The neighbourhood around the vacant lots, now turned into places of prayer, is a microcosm of the eclectic mix that is Abu Dhabi. It features an Indian eaterie where South Asians make eating rice with their hands a truly skilful art. There is an Ethiopian coffee shop in which the waitresses act like beloved sisters ready to sit and listen to their customers' every concern. At the nearby shisha cafe, football is such a passion that crowds gather not just to watch Arab nations play, but also to root on others playing a video version of the game. There are, almost at every turn, the little grocery stores so prevalent here, stacked with the same brands of tuna, bread and cans of corn.

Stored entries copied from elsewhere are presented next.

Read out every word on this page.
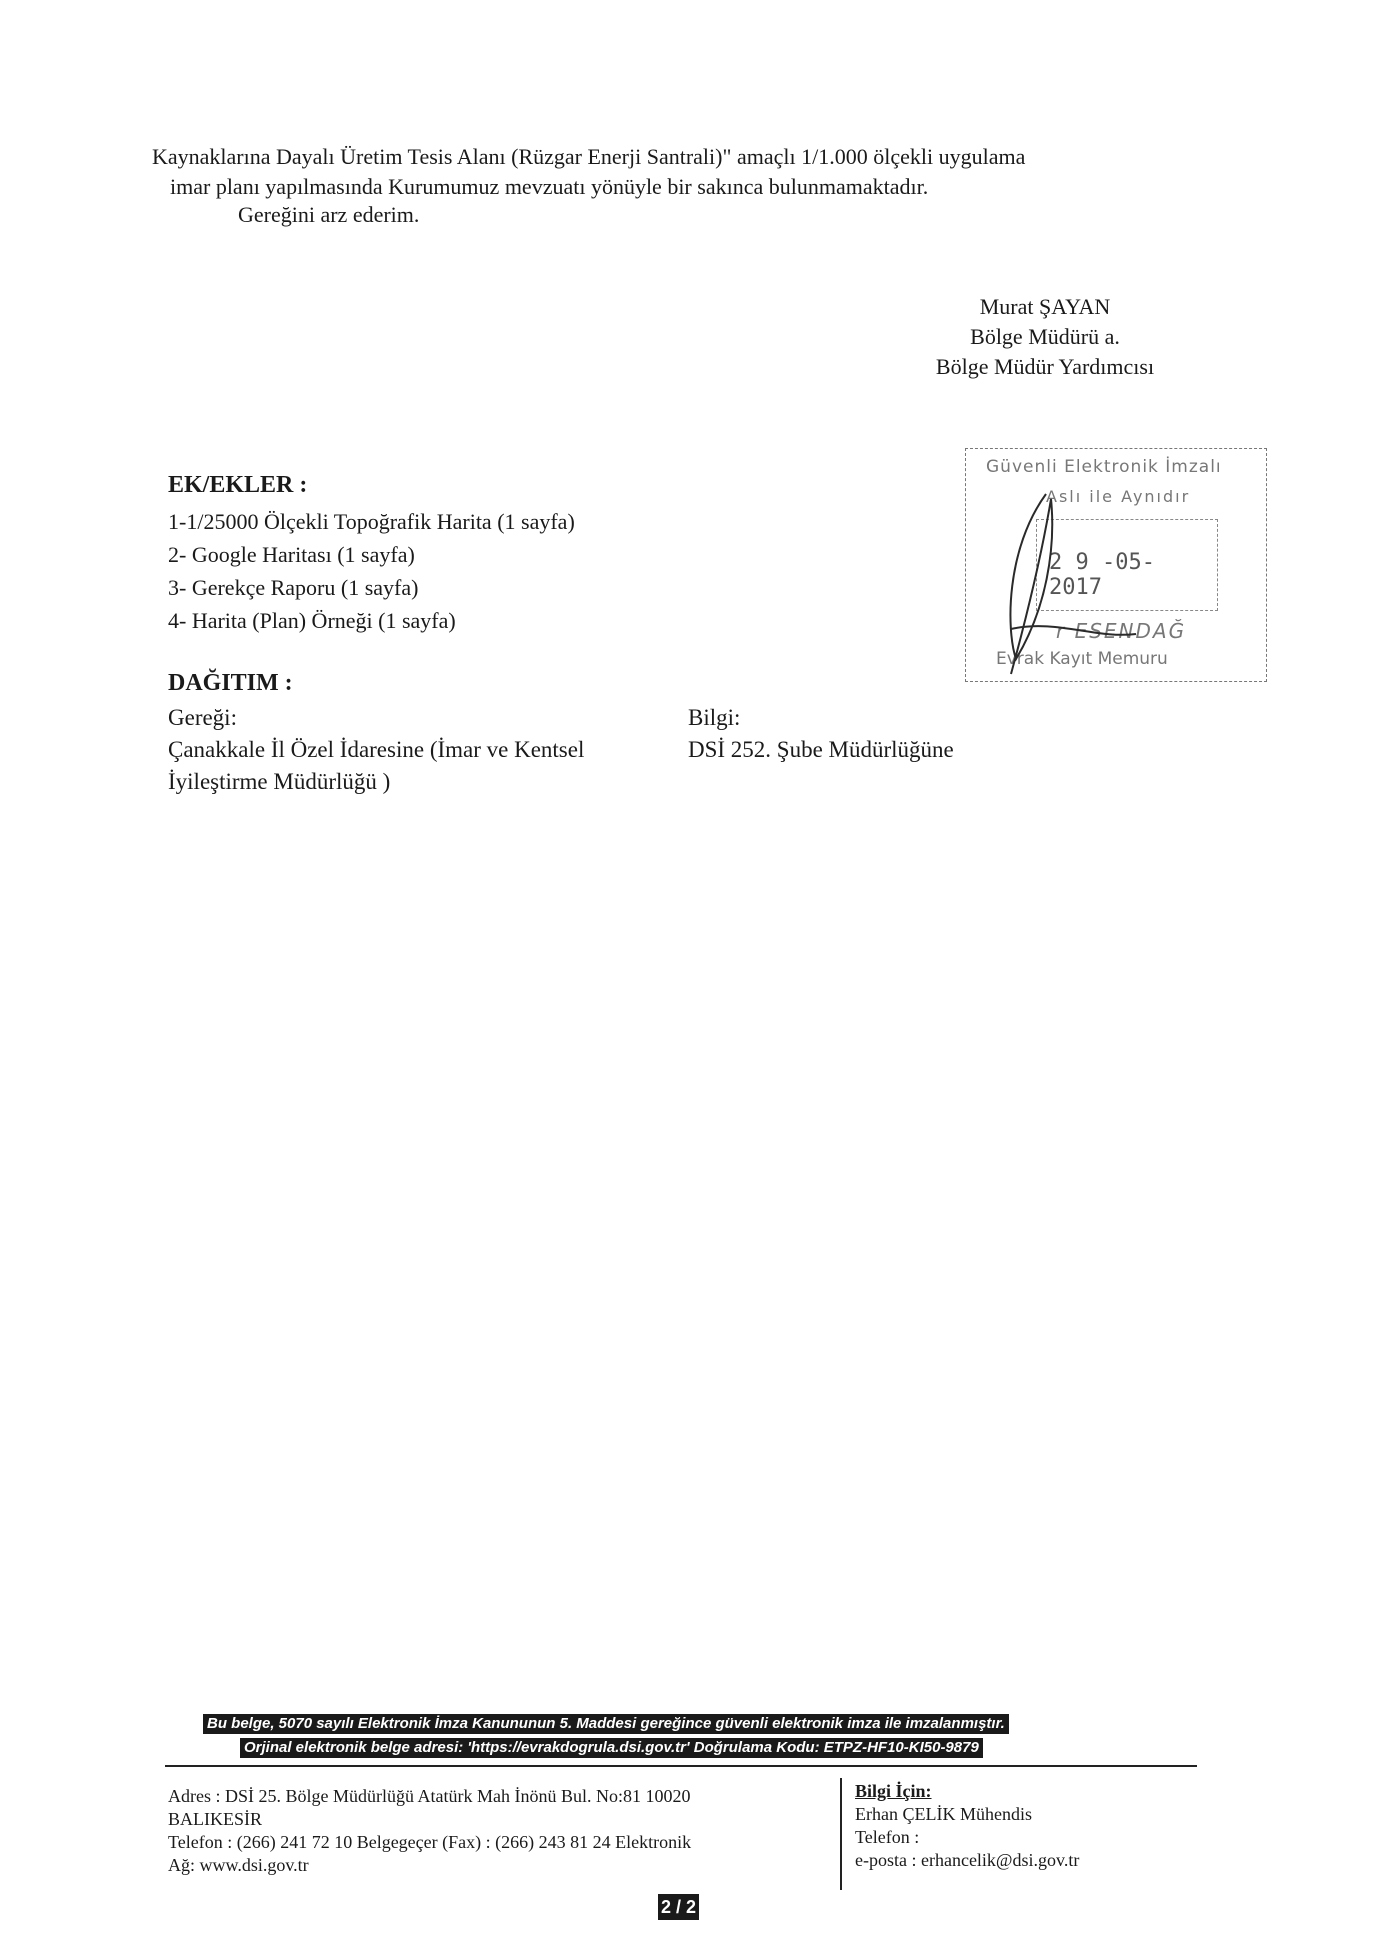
Kaynaklarına Dayalı Üretim Tesis Alanı (Rüzgar Enerji Santrali)" amaçlı 1/1.000 ölçekli uygulama
imar planı yapılmasında Kurumumuz mevzuatı yönüyle bir sakınca bulunmamaktadır.
Gereğini arz ederim.
Murat ŞAYAN
Bölge Müdürü a.
Bölge Müdür Yardımcısı
EK/EKLER :
1-1/25000 Ölçekli Topoğrafik Harita (1 sayfa)
2- Google Haritası (1 sayfa)
3- Gerekçe Raporu (1 sayfa)
4- Harita (Plan) Örneği (1 sayfa)
Güvenli Elektronik İmzalı
Aslı ile Aynıdır
2 9 -05- 2017
r ESENDAĞ
Evrak Kayıt Memuru
DAĞITIM :
Gereği:
Çanakkale İl Özel İdaresine (İmar ve Kentsel
İyileştirme Müdürlüğü )
Bilgi:
DSİ 252. Şube Müdürlüğüne
Bu belge, 5070 sayılı Elektronik İmza Kanununun 5. Maddesi gereğince güvenli elektronik imza ile imzalanmıştır.
Orjinal elektronik belge adresi: 'https://evrakdogrula.dsi.gov.tr' Doğrulama Kodu: ETPZ-HF10-KI50-9879
Adres : DSİ 25. Bölge Müdürlüğü Atatürk Mah İnönü Bul. No:81 10020
BALIKESİR
Telefon : (266) 241 72 10 Belgegeçer (Fax) : (266) 243 81 24 Elektronik
Ağ: www.dsi.gov.tr
Bilgi İçin:
Erhan ÇELİK Mühendis
Telefon :
e-posta : erhancelik@dsi.gov.tr
2 / 2
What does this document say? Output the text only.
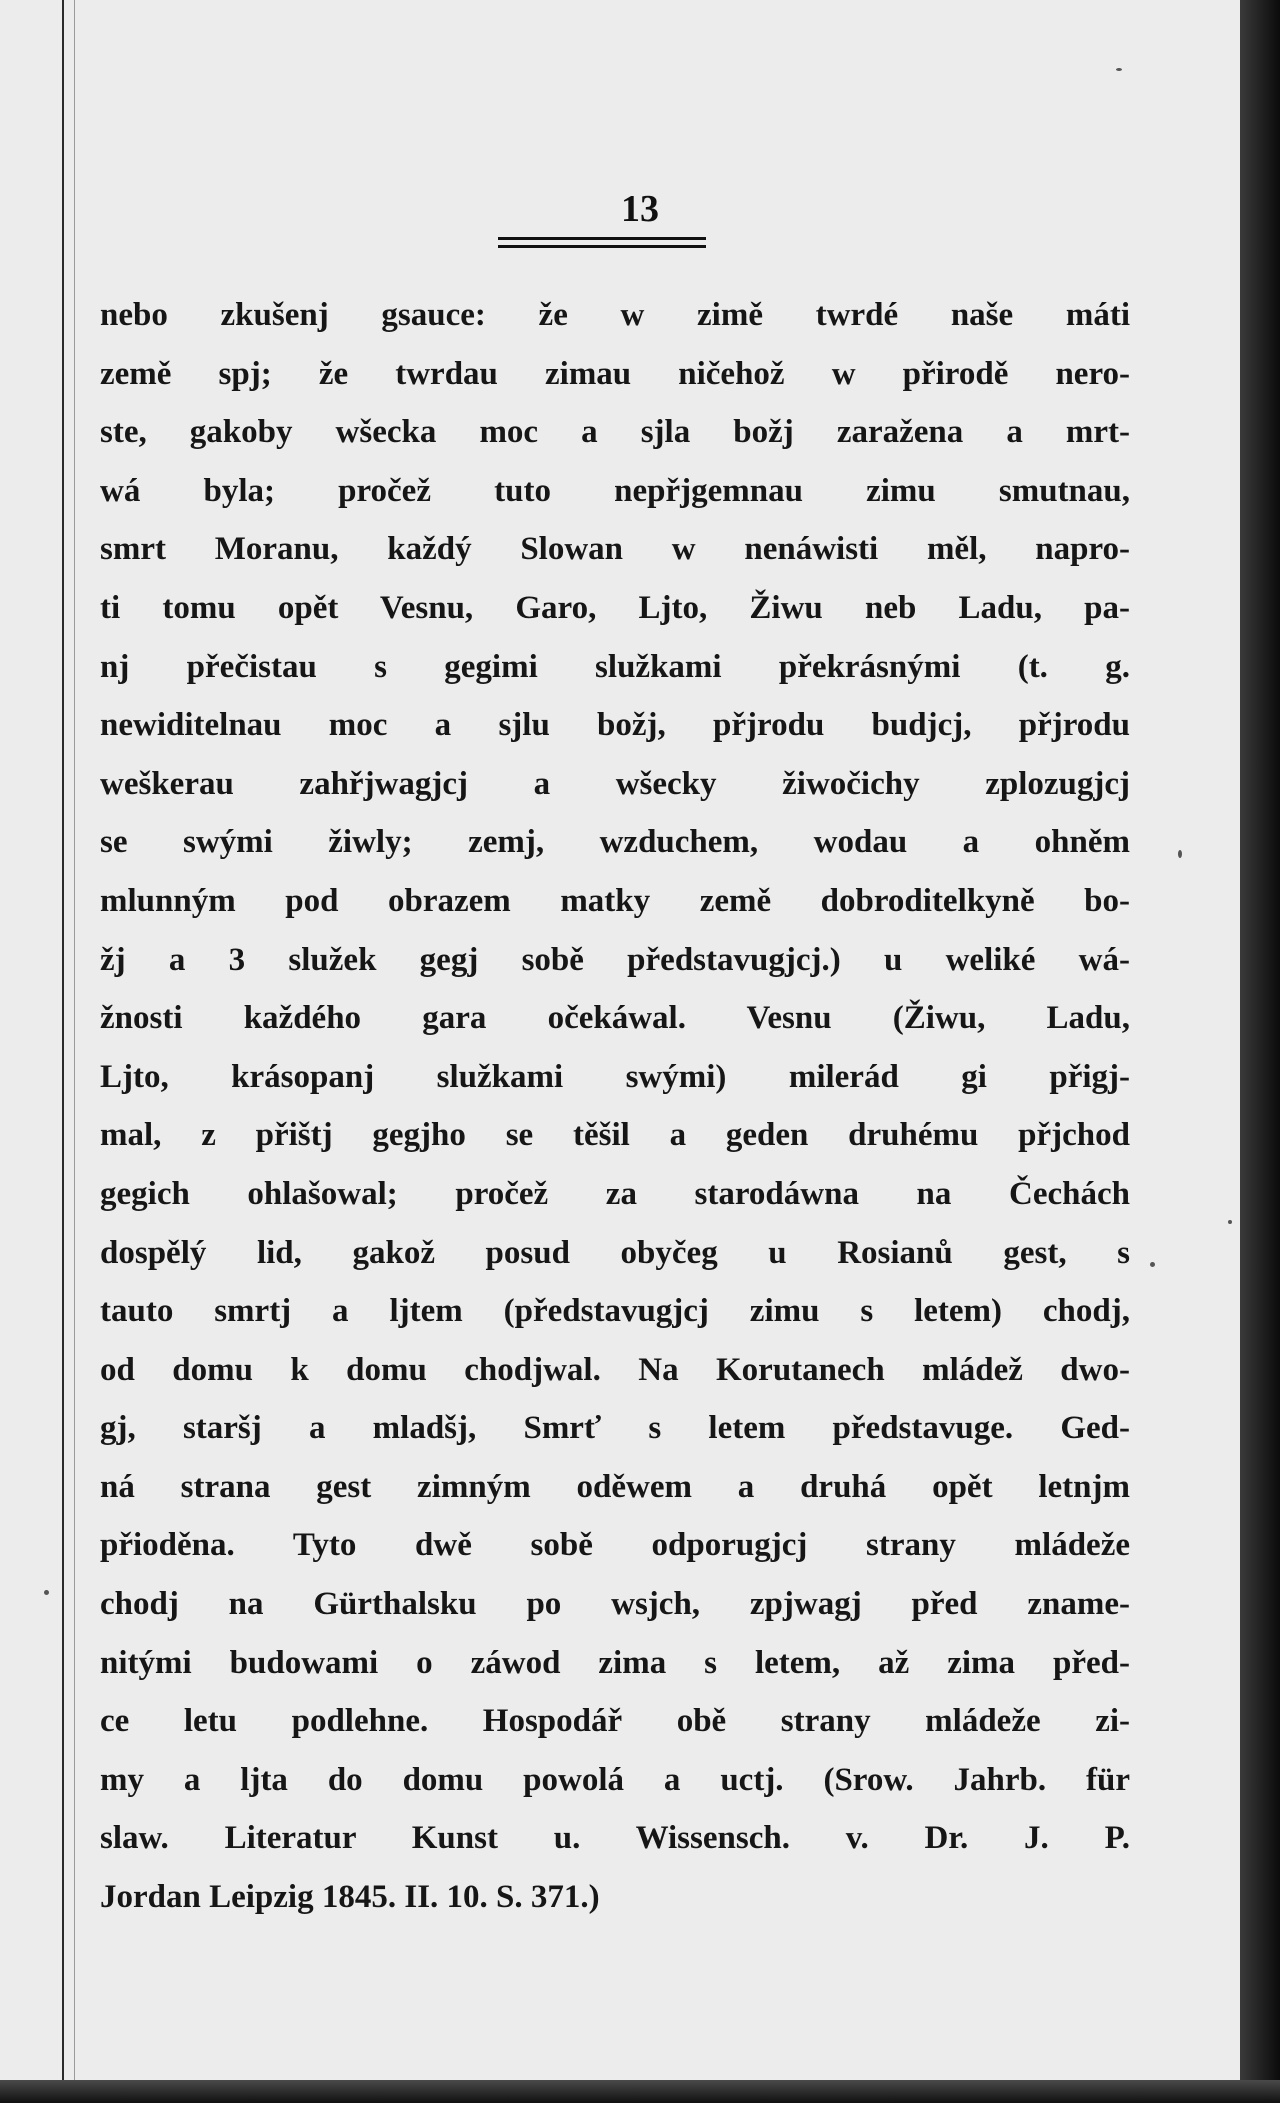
13
nebo zkušenj gsauce: že w zimě twrdé naše máti
země spj; že twrdau zimau ničehož w přirodě nero-
ste, gakoby wšecka moc a sjla božj zaražena a mrt-
wá byla; pročež tuto nepřjgemnau zimu smutnau,
smrt Moranu, každý Slowan w nenáwisti měl, napro-
ti tomu opět Vesnu, Garo, Ljto, Žiwu neb Ladu, pa-
nj přečistau s gegimi služkami překrásnými (t. g.
newiditelnau moc a sjlu božj, přjrodu budjcj, přjrodu
weškerau zahřjwagjcj a wšecky žiwočichy zplozugjcj
se swými žiwly; zemj, wzduchem, wodau a ohněm
mlunným pod obrazem matky země dobroditelkyně bo-
žj a 3 služek gegj sobě představugjcj.) u weliké wá-
žnosti každého gara očekáwal. Vesnu (Žiwu, Ladu,
Ljto, krásopanj služkami swými) milerád gi přigj-
mal, z přištj gegjho se těšil a geden druhému přjchod
gegich ohlašowal; pročež za starodáwna na Čechách
dospělý lid, gakož posud obyčeg u Rosianů gest, s
tauto smrtj a ljtem (představugjcj zimu s letem) chodj,
od domu k domu chodjwal. Na Korutanech mládež dwo-
gj, staršj a mladšj, Smrť s letem představuge. Ged-
ná strana gest zimným oděwem a druhá opět letnjm
přioděna. Tyto dwě sobě odporugjcj strany mládeže
chodj na Gürthalsku po wsjch, zpjwagj před zname-
nitými budowami o záwod zima s letem, až zima před-
ce letu podlehne. Hospodář obě strany mládeže zi-
my a ljta do domu powolá a uctj. (Srow. Jahrb. für
slaw. Literatur Kunst u. Wissensch. v. Dr. J. P.
Jordan Leipzig 1845. II. 10. S. 371.)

But for an American, it is the residents' choice of what do with the empty lots in the neighbourhood that stands out. Other cities I have called home have featured an around-the-globe array of eateries and gathering spots. In Washington's Adams Morgan neighbourhood, you can travel from a taste of Ethiopia to El Salvador to France in a few minutes' walk. But a vacant lot there would most likely be home to much different callings - a weekend flea market, a makeshift basketball court, a rallying spot.
This is not to say that religion does not have prominence in the landscape. Sixteenth Street, which abuts Adams Morgan, long ago earned the nickname Church Row. Among the houses of worship on the street are the Foundry Methodist, which Bill Clinton attended, and the First Baptist, where Harry Truman and Jimmy Carter worshipped. The Islamic Center of Washington is on the other side of Rock Creek Park on Massachusetts Avenue. Opened in 1957, it lies in the heart of the city's Embassy Row. Up the hill is the vice president's residence.
At the dedication of the Islamic Centre, the former US president Dwight Eisenhower said: "America would fight with her whole strength for your right to have here your own church and worship according to your own conscience. This concept is indeed a part of America, and without that concept we would be something else than what we are." And so it is with the vacant lots in Tanker Maiy. For some residents not to see in them places in which to pray would indeed be for them not to be who they are.